In the second stage, a small balanced training set with K shots per class is created, containing both base and novel classes. The weights of the box prediction networks are randomly initialised and only the box classification and regression networks, namely the last layers of the detection model are trained, while keeping the rest of the model fixed. The same losses used in the first stage are used, but with a smaller learning rate.
The paper also considers using a classifier based on cosine similarity in the second fine-tuning stage. It is found empirically that the instance-level feature normalisation used in the cosine similarity based classifier helps reduce the intra-class variance and improves the detection accuracy of novel classes.
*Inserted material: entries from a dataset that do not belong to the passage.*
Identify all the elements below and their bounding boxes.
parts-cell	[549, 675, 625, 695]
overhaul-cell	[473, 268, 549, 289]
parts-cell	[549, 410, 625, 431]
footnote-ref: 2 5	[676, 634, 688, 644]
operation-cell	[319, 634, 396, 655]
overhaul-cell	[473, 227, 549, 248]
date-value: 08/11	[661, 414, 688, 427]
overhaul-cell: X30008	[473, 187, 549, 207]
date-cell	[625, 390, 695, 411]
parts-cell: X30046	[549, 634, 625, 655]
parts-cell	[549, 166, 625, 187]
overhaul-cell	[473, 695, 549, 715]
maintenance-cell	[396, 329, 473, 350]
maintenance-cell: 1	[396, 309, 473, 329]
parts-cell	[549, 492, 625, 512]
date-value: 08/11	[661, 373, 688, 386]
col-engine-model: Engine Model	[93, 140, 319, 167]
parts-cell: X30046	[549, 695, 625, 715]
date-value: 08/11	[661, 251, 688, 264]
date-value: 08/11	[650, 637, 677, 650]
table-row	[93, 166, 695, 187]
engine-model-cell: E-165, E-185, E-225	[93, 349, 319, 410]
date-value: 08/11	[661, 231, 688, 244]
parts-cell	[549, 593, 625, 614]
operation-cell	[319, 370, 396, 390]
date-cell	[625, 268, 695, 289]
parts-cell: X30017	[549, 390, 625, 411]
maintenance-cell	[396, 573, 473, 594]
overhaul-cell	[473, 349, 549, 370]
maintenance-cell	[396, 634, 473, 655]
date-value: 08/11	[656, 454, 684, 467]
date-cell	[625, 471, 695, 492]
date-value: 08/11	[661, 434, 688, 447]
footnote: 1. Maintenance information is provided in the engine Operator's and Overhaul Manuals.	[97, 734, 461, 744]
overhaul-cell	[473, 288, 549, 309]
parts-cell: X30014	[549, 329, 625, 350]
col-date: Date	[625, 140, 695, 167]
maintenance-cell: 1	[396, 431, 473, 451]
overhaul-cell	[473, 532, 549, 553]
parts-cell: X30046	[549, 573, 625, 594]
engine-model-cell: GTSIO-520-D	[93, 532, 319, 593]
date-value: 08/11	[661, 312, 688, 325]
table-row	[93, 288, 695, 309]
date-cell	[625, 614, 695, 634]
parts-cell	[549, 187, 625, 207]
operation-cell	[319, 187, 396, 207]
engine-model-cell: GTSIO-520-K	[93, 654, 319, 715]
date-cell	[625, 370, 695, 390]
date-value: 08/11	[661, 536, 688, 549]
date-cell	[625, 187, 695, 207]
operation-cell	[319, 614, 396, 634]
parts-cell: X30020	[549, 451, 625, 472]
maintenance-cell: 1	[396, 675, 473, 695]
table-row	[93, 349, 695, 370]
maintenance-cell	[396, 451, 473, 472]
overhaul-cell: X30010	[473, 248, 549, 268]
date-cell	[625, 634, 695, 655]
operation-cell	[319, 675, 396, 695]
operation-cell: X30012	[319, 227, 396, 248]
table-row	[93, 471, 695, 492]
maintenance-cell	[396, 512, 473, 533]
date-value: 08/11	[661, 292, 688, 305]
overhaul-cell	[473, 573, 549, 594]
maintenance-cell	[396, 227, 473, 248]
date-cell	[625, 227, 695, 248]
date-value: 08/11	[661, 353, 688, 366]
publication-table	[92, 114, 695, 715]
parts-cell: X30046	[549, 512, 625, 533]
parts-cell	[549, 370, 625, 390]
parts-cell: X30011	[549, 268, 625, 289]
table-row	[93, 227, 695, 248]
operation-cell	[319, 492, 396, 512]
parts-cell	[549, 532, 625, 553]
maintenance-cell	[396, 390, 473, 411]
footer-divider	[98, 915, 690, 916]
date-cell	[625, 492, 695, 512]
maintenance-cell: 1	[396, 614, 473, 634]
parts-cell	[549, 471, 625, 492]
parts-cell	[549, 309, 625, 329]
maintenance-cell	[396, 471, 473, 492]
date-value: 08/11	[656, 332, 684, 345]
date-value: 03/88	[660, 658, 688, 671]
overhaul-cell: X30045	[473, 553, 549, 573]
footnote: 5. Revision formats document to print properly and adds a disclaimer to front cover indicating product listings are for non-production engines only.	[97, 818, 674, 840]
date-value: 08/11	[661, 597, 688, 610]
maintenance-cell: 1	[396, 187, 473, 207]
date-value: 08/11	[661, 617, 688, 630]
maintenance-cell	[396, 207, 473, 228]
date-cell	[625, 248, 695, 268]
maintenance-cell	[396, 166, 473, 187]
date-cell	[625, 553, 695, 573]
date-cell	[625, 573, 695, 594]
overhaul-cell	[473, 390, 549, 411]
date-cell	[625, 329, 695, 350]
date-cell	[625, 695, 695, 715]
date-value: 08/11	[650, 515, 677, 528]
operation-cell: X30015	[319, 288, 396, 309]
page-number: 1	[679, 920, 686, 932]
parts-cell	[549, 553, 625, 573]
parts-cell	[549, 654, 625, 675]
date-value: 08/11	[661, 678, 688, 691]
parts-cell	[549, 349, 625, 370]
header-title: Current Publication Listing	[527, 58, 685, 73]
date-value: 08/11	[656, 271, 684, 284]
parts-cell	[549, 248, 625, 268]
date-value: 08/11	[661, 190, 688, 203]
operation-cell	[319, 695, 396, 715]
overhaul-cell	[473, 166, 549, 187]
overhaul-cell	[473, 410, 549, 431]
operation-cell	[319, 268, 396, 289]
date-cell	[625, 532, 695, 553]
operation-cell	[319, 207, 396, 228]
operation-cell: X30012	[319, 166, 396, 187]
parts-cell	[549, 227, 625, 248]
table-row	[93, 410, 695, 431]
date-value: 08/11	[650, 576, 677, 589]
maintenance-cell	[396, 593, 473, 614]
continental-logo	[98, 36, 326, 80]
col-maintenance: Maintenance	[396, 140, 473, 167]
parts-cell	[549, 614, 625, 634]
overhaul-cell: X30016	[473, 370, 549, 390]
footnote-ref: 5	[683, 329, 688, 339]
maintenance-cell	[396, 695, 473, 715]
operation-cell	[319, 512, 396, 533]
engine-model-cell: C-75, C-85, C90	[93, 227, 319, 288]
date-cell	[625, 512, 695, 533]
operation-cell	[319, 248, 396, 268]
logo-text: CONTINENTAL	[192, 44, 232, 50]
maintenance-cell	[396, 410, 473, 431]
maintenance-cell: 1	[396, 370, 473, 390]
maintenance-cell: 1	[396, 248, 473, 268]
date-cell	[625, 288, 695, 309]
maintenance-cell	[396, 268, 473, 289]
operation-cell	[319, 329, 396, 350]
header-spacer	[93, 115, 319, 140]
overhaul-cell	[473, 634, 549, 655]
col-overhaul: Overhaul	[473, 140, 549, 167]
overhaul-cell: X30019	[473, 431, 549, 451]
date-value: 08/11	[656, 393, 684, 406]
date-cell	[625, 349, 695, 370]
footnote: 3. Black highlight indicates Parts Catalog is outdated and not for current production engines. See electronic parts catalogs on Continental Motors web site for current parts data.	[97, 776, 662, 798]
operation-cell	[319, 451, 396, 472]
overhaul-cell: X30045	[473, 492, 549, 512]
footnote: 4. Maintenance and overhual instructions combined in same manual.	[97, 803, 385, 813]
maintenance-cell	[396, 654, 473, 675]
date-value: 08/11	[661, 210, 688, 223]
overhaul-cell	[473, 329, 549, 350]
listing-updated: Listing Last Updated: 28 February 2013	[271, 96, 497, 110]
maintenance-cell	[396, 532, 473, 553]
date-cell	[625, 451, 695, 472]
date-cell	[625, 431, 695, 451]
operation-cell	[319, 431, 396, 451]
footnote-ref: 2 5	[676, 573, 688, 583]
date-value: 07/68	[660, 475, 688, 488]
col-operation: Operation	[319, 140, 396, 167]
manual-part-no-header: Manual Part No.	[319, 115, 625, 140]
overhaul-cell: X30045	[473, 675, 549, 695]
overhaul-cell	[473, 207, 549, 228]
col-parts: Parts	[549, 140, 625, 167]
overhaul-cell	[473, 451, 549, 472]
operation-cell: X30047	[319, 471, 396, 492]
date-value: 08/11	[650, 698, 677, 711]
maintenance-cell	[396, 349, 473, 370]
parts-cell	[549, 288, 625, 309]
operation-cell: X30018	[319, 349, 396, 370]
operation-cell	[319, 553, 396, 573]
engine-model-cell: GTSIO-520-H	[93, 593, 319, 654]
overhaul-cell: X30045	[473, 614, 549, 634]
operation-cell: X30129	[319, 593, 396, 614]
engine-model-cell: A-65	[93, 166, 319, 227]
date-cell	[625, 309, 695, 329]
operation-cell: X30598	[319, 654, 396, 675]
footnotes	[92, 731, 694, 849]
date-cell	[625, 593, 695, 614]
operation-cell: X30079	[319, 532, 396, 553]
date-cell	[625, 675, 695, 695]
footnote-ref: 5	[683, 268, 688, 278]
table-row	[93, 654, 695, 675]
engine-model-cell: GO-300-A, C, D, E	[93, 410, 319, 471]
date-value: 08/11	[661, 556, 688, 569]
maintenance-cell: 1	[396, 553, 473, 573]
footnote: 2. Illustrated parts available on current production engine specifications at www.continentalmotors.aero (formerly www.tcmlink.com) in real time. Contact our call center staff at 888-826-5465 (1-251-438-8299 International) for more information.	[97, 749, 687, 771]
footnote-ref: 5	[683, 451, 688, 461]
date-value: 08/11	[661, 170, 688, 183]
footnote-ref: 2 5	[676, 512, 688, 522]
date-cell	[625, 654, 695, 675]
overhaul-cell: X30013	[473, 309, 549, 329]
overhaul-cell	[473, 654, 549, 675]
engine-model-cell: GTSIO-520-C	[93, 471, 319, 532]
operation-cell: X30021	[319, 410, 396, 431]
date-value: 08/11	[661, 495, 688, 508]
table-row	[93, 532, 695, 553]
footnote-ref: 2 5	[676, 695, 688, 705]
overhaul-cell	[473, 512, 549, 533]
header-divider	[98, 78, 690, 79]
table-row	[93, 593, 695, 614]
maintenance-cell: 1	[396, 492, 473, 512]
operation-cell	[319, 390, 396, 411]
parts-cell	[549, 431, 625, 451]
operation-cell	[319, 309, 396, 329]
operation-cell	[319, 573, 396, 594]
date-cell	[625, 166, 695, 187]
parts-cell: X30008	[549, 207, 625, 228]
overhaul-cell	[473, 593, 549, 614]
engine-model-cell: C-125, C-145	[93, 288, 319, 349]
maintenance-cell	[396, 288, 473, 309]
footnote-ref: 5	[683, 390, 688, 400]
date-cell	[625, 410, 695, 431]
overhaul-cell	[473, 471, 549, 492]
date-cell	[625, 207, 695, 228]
Additionally, it leads to minimal decrease in the detection accuracy of base classes when compared to a FC-based classifier, especially when the number of training examples is small.
Results and comparison
The few-shot detection performance (mAP50) of different models on the PASCAL VOC dataset is shown in Table 1 below. The performance is evaluated on three different sets of novel classes.
The Two stage Fine-tuning Approach (TFA) is compared with the meta-learning approaches FSRW, Meta-RCNN and MetaDet together with the other baseline fine-tuning based approaches, namely 1) FRCN/YOLO+joint, denotes joint training, where the base and novel class examples are jointly trained in one stage, 2) FRCN/YOLO+ft-full, denotes fine-tuning the entire model, where both the feature extractor and the box predictor are jointly fine-tuned until convergence in the second fine-tuning stage and 3) FRCN/YOLO+ft, which denotes fine-tuning the entire model with a lower number of iterations.
We see that the Two-stage Fine-tuning Approach (TFA) consistently outperforms the baseline methods by a large margin (about 2∼20 points), especially when the number of shots is low. Here FRCN stands for Faster R-CNN and TFA w/ cos is the TFA with a cosine similarity based box classifier.
Table 2 shows the average AP and AP75 of the 20 novel classes on the COCO dataset. AP75 means matching threshold is 0.75, a more strict metric than AP50. Again, the TFA consistently outperforms previous methods across all shots on both novel AP and novel AP75.
An added advantage of the TFA is that it is more memory efficient. While the episodic learning used in meta-learning approaches can be very memory inefficient as the number of classes in the supporting set increases, the fine-tuning method only fine-tunes the last layers of the network with a normal batch training scheme, which is much more memory efficient. The fine-tuning approach establishes new state of the art performances particularly in the hard 1-shot and 2-shot scenarios, out-performing all the prior meta-learning based approaches. This indicates that feature representations learned from the base classes might be able to transfer to the novel classes and simple adjustments to the box predictor can provide strong performance gain.
Conclusion
In the recent work on few-shot object detection, we broadly find two kinds of approaches, namely the meta-learning approaches and the fine-tuning approach. The methods proposed initially were based on meta-learning, modifying existing object detection pipelines with inspiration from meta-learning on image classification. However, the more recently proposed fine-tuning approach is not only more memory efficient, but also out-performs all the prior meta-learning based approaches.